What to do if children have hip dysplasia?

What to do if children have hip dysplasia?

Anyone who knows something about the human physiological structure knows that the human hip joint mainly consists of two parts, the femoral head and the acetabulum. The structure of this part is relatively complex and it is also one of the very important joints in the human body. Some children will experience hip dysplasia during their development. This problem should be taken seriously and the following methods can be used to help solve it.

What to do if children have hip dysplasia?

The goal of DDH treatment is to achieve concentric reduction of the hip joint, which can provide good conditions for the development of the femoral head and acetabulum, while preventing ischemic necrosis of the femoral head. Treatment varies depending on the age of the child and the severity of the disease. The earlier the treatment, the better the effect. On the contrary, as age and treatment complexity increase, the risk of complications such as avascular necrosis of the femoral head increases, and children may develop degenerative changes of the hip joint and osteoarthritis in the future.

Treatment methods vary according to age:

1. Newborns and infants under 6 months old

Diagnosis is best made in the neonatal period, and treatment is prompt if detected. The most commonly used treatment is the Pavlik harness, which has a 95% recovery rate for hips with a positive Ortolani sign. The Pavlik onesie harness is suitable for infants with DDH under 6 months old. The failure rate of the Pavlik onesie harness is greater than 50% for infants over 6 months old. During the first 3 weeks of treatment, the Pavlik harness should be worn and checked weekly, and ultrasound examinations should be performed. If the hip joint is reduced and stable, the follow-up time should be extended until the ultrasound examination is normal. If the Pavlik harness is not reduced after 3 weeks of treatment, the treatment has failed and other treatments should be used. Complications of Pavlik harness treatment include: downward dislocation of the hip, femoral nerve and brachial plexus paralysis, and avascular necrosis of the femoral head.
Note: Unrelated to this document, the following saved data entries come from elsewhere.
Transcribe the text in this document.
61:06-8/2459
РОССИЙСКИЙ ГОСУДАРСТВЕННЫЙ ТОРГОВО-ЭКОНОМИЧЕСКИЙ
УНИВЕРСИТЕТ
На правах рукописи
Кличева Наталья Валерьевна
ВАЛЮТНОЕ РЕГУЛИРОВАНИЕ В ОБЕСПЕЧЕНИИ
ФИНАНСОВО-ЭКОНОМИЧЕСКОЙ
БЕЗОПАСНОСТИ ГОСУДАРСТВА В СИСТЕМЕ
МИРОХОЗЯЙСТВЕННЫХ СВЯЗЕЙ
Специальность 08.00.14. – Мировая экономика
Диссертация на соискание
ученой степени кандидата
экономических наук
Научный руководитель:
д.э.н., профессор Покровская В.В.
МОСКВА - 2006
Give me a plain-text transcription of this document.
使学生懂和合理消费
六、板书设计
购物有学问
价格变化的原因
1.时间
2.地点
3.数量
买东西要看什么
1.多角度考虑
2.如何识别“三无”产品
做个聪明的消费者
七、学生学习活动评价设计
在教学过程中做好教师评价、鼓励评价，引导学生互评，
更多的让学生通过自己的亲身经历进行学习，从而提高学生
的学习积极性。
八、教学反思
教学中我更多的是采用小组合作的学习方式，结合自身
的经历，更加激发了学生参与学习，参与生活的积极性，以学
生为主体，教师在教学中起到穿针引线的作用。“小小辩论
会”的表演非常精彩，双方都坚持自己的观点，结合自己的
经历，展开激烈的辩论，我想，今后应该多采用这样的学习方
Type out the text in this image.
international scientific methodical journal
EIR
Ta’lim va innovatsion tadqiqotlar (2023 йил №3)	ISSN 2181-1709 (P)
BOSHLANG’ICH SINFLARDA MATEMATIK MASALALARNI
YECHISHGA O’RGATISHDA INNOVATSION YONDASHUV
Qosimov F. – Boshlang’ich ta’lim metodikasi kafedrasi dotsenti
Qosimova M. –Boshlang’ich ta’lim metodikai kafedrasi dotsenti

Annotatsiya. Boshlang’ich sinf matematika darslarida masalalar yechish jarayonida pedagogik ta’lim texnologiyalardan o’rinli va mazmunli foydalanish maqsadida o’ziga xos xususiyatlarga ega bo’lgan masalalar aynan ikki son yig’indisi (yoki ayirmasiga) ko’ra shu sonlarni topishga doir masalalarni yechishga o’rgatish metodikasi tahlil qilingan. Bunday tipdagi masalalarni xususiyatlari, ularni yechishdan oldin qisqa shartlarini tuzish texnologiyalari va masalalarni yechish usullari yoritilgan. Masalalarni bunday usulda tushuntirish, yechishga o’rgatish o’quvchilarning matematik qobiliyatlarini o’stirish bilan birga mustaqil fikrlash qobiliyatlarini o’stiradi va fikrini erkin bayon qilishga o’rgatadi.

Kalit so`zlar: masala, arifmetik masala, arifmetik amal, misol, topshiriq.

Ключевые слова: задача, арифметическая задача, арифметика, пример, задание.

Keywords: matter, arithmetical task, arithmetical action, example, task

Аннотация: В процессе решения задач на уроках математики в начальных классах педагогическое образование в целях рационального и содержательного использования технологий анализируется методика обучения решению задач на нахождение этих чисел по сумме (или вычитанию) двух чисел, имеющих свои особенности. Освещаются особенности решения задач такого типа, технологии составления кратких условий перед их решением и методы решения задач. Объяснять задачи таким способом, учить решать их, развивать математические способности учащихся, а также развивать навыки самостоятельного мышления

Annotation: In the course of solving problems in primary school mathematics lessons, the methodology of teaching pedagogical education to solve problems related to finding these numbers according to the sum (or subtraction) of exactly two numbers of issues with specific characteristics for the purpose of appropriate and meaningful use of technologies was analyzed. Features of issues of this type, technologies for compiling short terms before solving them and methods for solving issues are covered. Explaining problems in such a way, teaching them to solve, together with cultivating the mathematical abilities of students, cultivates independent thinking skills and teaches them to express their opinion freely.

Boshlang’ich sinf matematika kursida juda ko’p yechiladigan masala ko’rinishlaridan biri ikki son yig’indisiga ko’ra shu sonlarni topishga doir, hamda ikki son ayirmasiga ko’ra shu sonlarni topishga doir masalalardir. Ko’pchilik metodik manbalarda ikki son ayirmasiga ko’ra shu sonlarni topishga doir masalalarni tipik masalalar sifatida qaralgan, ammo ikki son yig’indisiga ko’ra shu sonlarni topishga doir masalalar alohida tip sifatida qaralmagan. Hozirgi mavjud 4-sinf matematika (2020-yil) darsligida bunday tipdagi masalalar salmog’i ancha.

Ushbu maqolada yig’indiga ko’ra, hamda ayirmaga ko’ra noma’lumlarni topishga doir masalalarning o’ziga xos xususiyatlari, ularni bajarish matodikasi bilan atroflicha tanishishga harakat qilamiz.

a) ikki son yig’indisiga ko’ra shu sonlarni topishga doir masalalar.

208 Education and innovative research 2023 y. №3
2. Children aged 6 to 18 months

For children in this age group, subluxation or dislocation of the hip should be treated with closed or open reduction as the first choice, and bracing can be used for those with acetabular dysplasia. Closed reduction must be performed under basic anesthesia. If intraoperative arthrography shows that the reduction is satisfactory and stable, human position plaster fixation will be given. The hip joint is required to be flexed between 100 and 110°, and the abduction cannot exceed 60°. Excessive abduction of plaster and brace fixation can easily cause ischemic necrosis of the femoral head. If the closed reduction is unsatisfactory or unstable, open reduction of the hip joint is required. Generally, simple open reduction of the hip joint plus human position plaster fixation is performed. After plaster fixation, fluoroscopy is performed in the operating room to understand the reduction of the hip joint. Before discharge, the hip joint should be reviewed in AP radiograph and, if necessary, CT or MRI examination should be performed to understand the reduction status. Ultrasound examination can be used for some follow-up examinations after discharge to reduce the number of X-ray examinations. Usually the plaster is fixed for about 3 months and then replaced with a brace for about 3 months. The potential for acetabulum development after closed or open reduction is great and can continue for 4 to 8 years after reduction. Most children with DDH do not need a second acetabular or femoral surgery.